Больше всего Жулькино настроение зависело от Четвёртого волка. Четвёртый волк жил отдельно, не в клетке, и когда исчезал, Жулька догадывался, что тот отправился промышлять. Пропадал Четвёртый целую ночь, иногда и половину дня. Зато не было случая, чтобы тот вернулся без добычи. Вероятно, не всякий раз охота удавалась. Когда он совал в клетку лежалое мясо, Жулыка смекал, что умный Четвёртый делает запасы, припрятывая добычу на чёрный день. Волку любое мясо идёт впрок, и Жулька без капризов заглатывал, что давали.
Пришло лето. Подъёмный кран подцепил клетку с волками и поставил на платформу грузовика. Грузовик повилял по дорожкам киностудии, где до сих пор жили волки, и подъехал к воротам. В кузове возле клетки сидел дрессировщик. Он предъявил пропуск и объяснил дежурному, что едет в Ковшинский лес, где студия построила новую базу. Осенью, когда волки обрастут зимним пышным мехом, их будут в Ковшино снимать для кино.
Первая ночь прошла на новом месте тревожно. За высоким забором шумел лес, которого Жулька никогда не слышал. Лес шумел близко, и дальше, и ещё дальше, и совсем издали доносился шелест деревьев. Жулька чувствовал, какой его окружает простор, и волновался. А Лобан, самый сильный и самый осторожный, был перепуган. Он крался от стенки к стенке, поджав к животу хвост, и часто, уставившись перед собой взглядом, начинал пятиться, будто на него надвигалось чудовище. Вместе с ним истерически шарахалась Рина, и это тяжело действовало на Жульку.
К рассвету Жулька вымотался до последнего нерва. Но вот раздались за оградой тяжёлые шаги. Лобан и Рина с Жулькой стали прыгать как безумные. Знакомо забрякали ключи, загремел замок, отворилась со скрипом высокая калитка – и Жулька завопил от восторга, завыл, и вся троица заголосила хором навстречу долгожданному Четвёртому волку...
Какая жизнь началась у Жульки! Каждый день ходили в лес. Жулька и Лобан с Риной рвались с поводков, тянули в разные стороны, и только очень сильные руки могли их удержать.
Волков спускали, они бросались наперегонки.

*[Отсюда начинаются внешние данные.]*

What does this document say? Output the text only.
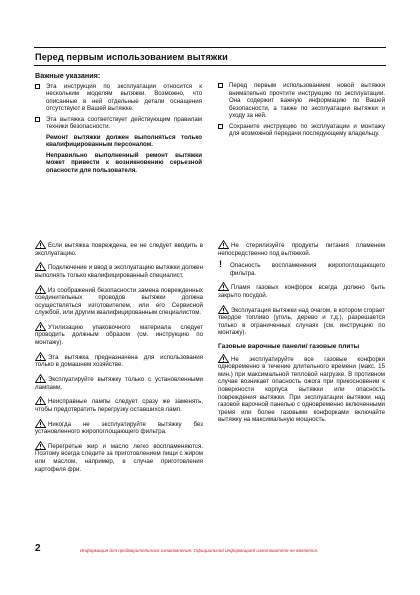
Перед первым использованием вытяжки
Важные указания:
Эта инструкция по эксплуатации относится к нескольким моделям вытяжки. Возможно, что описанные в ней отдельные детали оснащения отсутствуют в Вашей вытяжке.
Эта вытяжка соответствует действующим правилам техники безопасности.
Ремонт вытяжки должен выполняться только квалифицированным персоналом.
Неправильно выполненный ремонт вытяжки может привести к возникновению серьезной опасности для пользователя.
Перед первым использованием новой вытяжки внимательно прочтите инструкцию по эксплуатации. Она содержит важную информацию по Вашей безопасности, а также по эксплуатации вытяжки и уходу за ней.
Сохраните инструкцию по эксплуатации и монтажу для возможной передачи последующему владельцу.
Если вытяжка повреждена, ее не следует вводить в эксплуатацию.
Подключение и ввод в эксплуатацию вытяжки должен выполнять только квалифицированный специалист.
Из соображений безопасности замена поврежденных соединительных проводов вытяжки должна осуществляться изготовителем, или его Сервисной службой, или другим квалифицированным специалистом.
Утилизацию упаковочного материала следует проводить должным образом (см. инструкцию по монтажу).
Эта вытяжка предназначена для использования только в домашнем хозяйстве.
Эксплуатируйте вытяжку только с установленными лампами.
Неисправные лампы следует сразу же заменять, чтобы предотвратить перегрузку оставшихся ламп.
Никогда не эксплуатируйте вытяжку без установленного жиропоглощающего фильтра.
Перегретые жир и масло легко воспламеняются. Поэтому всегда следите за приготовлением пищи с жиром или маслом, например, в случае приготовления картофеля фри.
Не стерилизуйте продукты питания пламенем непосредственно под вытяжкой.
!	Опасность воспламенения жиропоглощающего фильтра.
Пламя газовых конфорок всегда должно быть закрыто посудой.
Эксплуатация вытяжки над очагом, в котором сгорает твердое топливо (уголь, дерево и т.д.), разрешается только в ограниченных случаях (см. инструкцию по монтажу).
Газовые варочные панели/ газовые плиты
Не эксплуатируйте все газовые конфорки одновременно в течение длительного времени (макс. 15 мин.) при максимальной тепловой нагрузке. В противном случае возникает опасность ожога при прикосновении к поверхности корпуса вытяжки или опасность повреждения вытяжки. При эксплуатации вытяжки над газовой варочной панелью с одновременно включенными тремя или более газовыми конфорками включайте вытяжку на максимальную мощность.
2	Информация для предварительного ознакомления. Официальной информацией изготовителя не является.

Неслись вдоль заброшенной дороги, с сумасшедшей скоростью огибали малинник и пролетали поляну с высокой травой. Жульке встречались валуны, ямы, торчащие корни. Казалось, Жулька ничего не замечал, ни разу он не остановился. Но где-то внутри у него беспрерывно щёлкал маленький аппарат, и всё, мимо чего Жулька проскакивал не глядя, оставалось в его памяти. И потом, набегавшись, он возвращался к какой-нибудь кротовине или разваленному пню, чтобы рассмотреть их как следует.
Часа не проходило без новостей. То Жулька замечал сороку – сорока молча смотрела вниз, перелетая за волками по вершинам елей. То он увидел трясогузку. Трясогузка заманчиво покачивала хвостом, и Жулька, согнув переднюю лапу, изобразил стойку. Трясогузка вспорхнула, а Жулька, ничуть не огорчённый, побежал к Лобану.
С сестрой Жулька предпочитал не ссориться, а к брату приставал часто. Иногда ему удавалось стащить у Лобана мяса. Но чаще разозлённый Лобан вовремя хватал его за холку, и после короткой схватки Жулька убирался ни с чем.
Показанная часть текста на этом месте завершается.